Un traitement toujours multimodal
Il n'existe pas de traitement unique de l'arthrose. La maladie est dégénérative : on ne répare pas un cartilage abîmé, on ralentit sa dégradation et on soulage la douleur. Un protocole qui fonctionne combine donc toujours plusieurs leviers, médicamenteux, mécaniques et fonctionnels.
Cette page présente l'ensemble du dispositif. Chaque volet dispose de sa page dédiée, listée en fin d'article.
Les anti-inflammatoires (AINS)
Les AINS traitent la douleur et l'inflammation lors des poussées. La phénylbutazone s'emploie à 2,2-4,4 mg/kg/jour en cures de 5-10 jours ; le méloxicam lui est parfois préféré pour son meilleur profil gastrique.

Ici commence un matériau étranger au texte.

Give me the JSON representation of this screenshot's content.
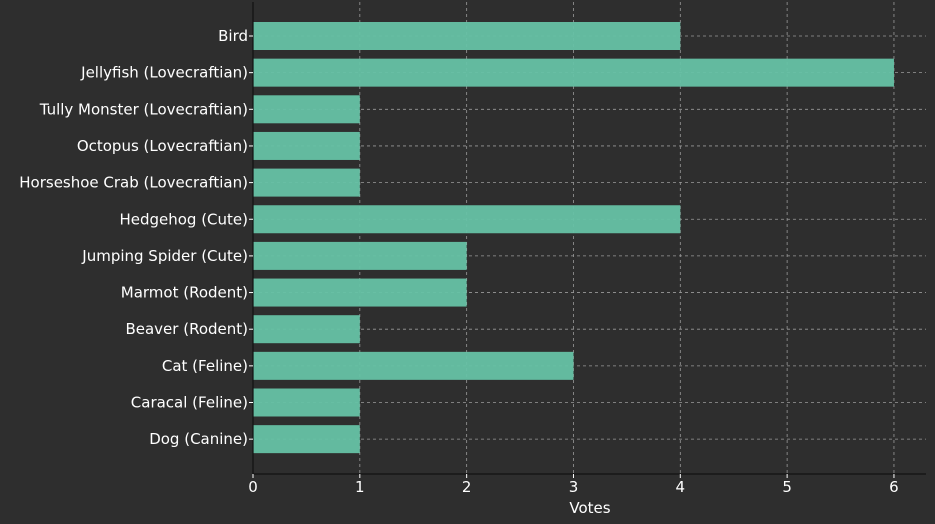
{
  "chart_data": {
    "type": "bar",
    "orientation": "horizontal",
    "categories": [
      "Bird",
      "Jellyfish (Lovecraftian)",
      "Tully Monster (Lovecraftian)",
      "Octopus (Lovecraftian)",
      "Horseshoe Crab (Lovecraftian)",
      "Hedgehog (Cute)",
      "Jumping Spider (Cute)",
      "Marmot (Rodent)",
      "Beaver (Rodent)",
      "Cat (Feline)",
      "Caracal (Feline)",
      "Dog (Canine)"
    ],
    "values": [
      4,
      6,
      1,
      1,
      1,
      4,
      2,
      2,
      1,
      3,
      1,
      1
    ],
    "title": "",
    "xlabel": "Votes",
    "ylabel": "",
    "xlim": [
      0,
      6.3
    ],
    "xticks": [
      0,
      1,
      2,
      3,
      4,
      5,
      6
    ],
    "grid": true,
    "colors": {
      "background": "#2e2e2e",
      "bar": "#66c2a5",
      "grid": "#9a9a9a",
      "axis": "#111111",
      "text": "#ffffff"
    }
  }
}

Le point important est la durée. Les AINS ne doivent pas être utilisés en continu : mieux vaut des cures lors des poussées. Un cheval sous AINS permanent nécessite un gastroprotecteur et une surveillance rénale.
Le paracétamol (20 mg/kg, 2 fois/jour) est un adjuvant utile pour réduire les doses d'AINS.
Les chondroprotecteurs
Acide hyaluronique, glucosamine et chondroïtine visent à soutenir la qualité du liquide articulaire et du cartilage. Leur effet est lent et progressif : ils s'inscrivent dans la durée, en accompagnement, et ne remplacent pas la prise en charge d'une crise.
Les résultats varient d'un cheval à l'autre. C'est une raison de plus de noter ce qui est administré et ce que ça donne, plutôt que de juger de mémoire.
Les infiltrations articulaires
Quand l'atteinte est localisée à une articulation identifiée, l'infiltration permet d'agir directement là où le problème se trouve, avec un effet souvent net sur le confort. C'est un geste vétérinaire, encadré, qui demande un diagnostic précis au préalable.
Physiothérapie, ostéopathie, ondes de choc
Les thérapies physiques (physiothérapie, ostéopathie, ondes de choc, laser thérapeutique) sont des compléments intéressants pour la gestion de la douleur et le maintien de l'amplitude articulaire.
Elles s'ajoutent au traitement, elles ne le remplacent pas : leur intérêt est réel sur le confort et la mobilité, à condition que la cause mécanique soit traitée par ailleurs.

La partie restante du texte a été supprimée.